More On “Quantized” Stellar Masses

Robert Oldershaw
2 min readJul 7, 2018

While doing research on the possibility of “quantized” stellar masses, I noticed an interesting property of eclipsing binary star systems. These systems are useful for tests of my hypothesis because the masses of these systems can be estimated dynamically, rather than requiring more model-dependent methods. Whereas individual members of the binaries deviated somewhat from the predicted preferred masses of Discrete Scale Relativity, the deviations for the two stars tended to offset each other — one high and the other low. The total masses for the systems showed far more promising agreement with the predicted masses.

Below I show the deviations from predicted total masses for a sample of binary stars systems taken from Southworth’s Detached Eclipsing Binary Catalog. These results clearly show that small deviations are far more likely than larger problematic deviations from predicted mass values. Astrophysicists, in a newsgroup discussion session, informed me that the statistical significance was too low to test the preferred mass hypothesis, and they had no interest in such a radical idea.

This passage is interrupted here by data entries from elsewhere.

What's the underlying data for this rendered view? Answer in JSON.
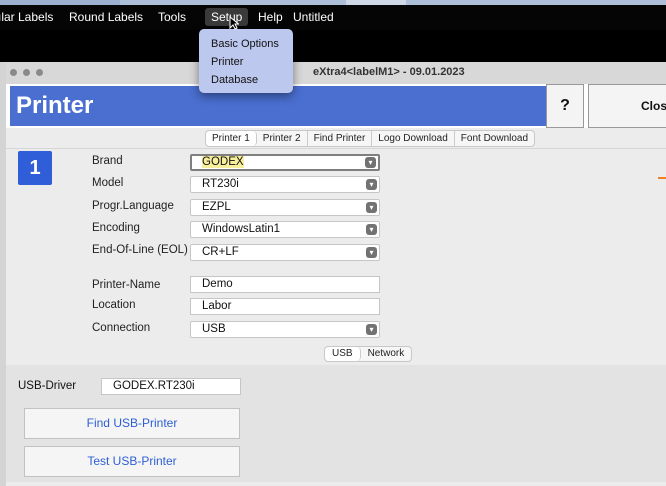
{
  "menubar": {
    "items": [
      "ılar Labels",
      "Round Labels",
      "Tools",
      "Setup",
      "Help",
      "Untitled"
    ],
    "active": "Setup"
  },
  "dropdown": {
    "items": [
      "Basic Options",
      "Printer",
      "Database"
    ]
  },
  "window": {
    "title": "eXtra4<labelM1> - 09.01.2023"
  },
  "header": {
    "title": "Printer",
    "help_label": "?",
    "close_label": "Clos"
  },
  "tabs": [
    "Printer 1",
    "Printer 2",
    "Find Printer",
    "Logo Download",
    "Font Download"
  ],
  "selected_tab": "Printer 1",
  "printer_number": "1",
  "form": {
    "brand_label": "Brand",
    "brand_value": "GODEX",
    "model_label": "Model",
    "model_value": "RT230i",
    "language_label": "Progr.Language",
    "language_value": "EZPL",
    "encoding_label": "Encoding",
    "encoding_value": "WindowsLatin1",
    "eol_label": "End-Of-Line (EOL)",
    "eol_value": "CR+LF",
    "printer_name_label": "Printer-Name",
    "printer_name_value": "Demo",
    "location_label": "Location",
    "location_value": "Labor",
    "connection_label": "Connection",
    "connection_value": "USB"
  },
  "subtabs": [
    "USB",
    "Network"
  ],
  "selected_subtab": "USB",
  "usb": {
    "driver_label": "USB-Driver",
    "driver_value": "GODEX.RT230i",
    "find_button": "Find USB-Printer",
    "test_button": "Test USB-Printer"
  },
  "colors": {
    "header_blue": "#4a6fd0",
    "number_badge_blue": "#2f5ed8",
    "button_text_blue": "#2d5fd4",
    "highlight_yellow": "#f8ef9c",
    "menu_dropdown_bg": "#bdc8ee"
  }
}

Maybe they will turn out to be right, but I have not given up on the idea.

Deviations from Predicted Masses

Colors: Green [0.0000] to [+/- 0.0233] solar mass

Red [+/- 0.0234] to [+/- 0.0466] solar mass

Blue [+/- 0.0467] to [+/- 0.0699] solar mass

Data as 10/24/14 (49 mass estimates), masses estimated to =/< 2%, systematic errors are </~ 0.03 solar mass

New research on a triple system, which included a pulsar and was used to confirm Einstein’s Strong Equivalence Principle, has just been published in Nature and has been widely reported in the media. This provides an excellent test of the phenomenon discussed above and the predictions of DSR.

https://arxiv.org/abs/1807.02059

Once again the masses of two of the three individual stars are slightly different from the predicted masses, but the total mass of the triple system is 2.04282 solar mass, and the relevant predicted mass of Discrete Scale Relativity is 2.03 solar mass, which agrees with the observed value at the 99.4% level.

It may take a long time before our estimates of stellar masses are accurate enough to fully test Discrete Scale Relativity’s prediction of “quantized” stellar masses, but there is hope, and vindication would have truly revolutionary implications for cosmological physics.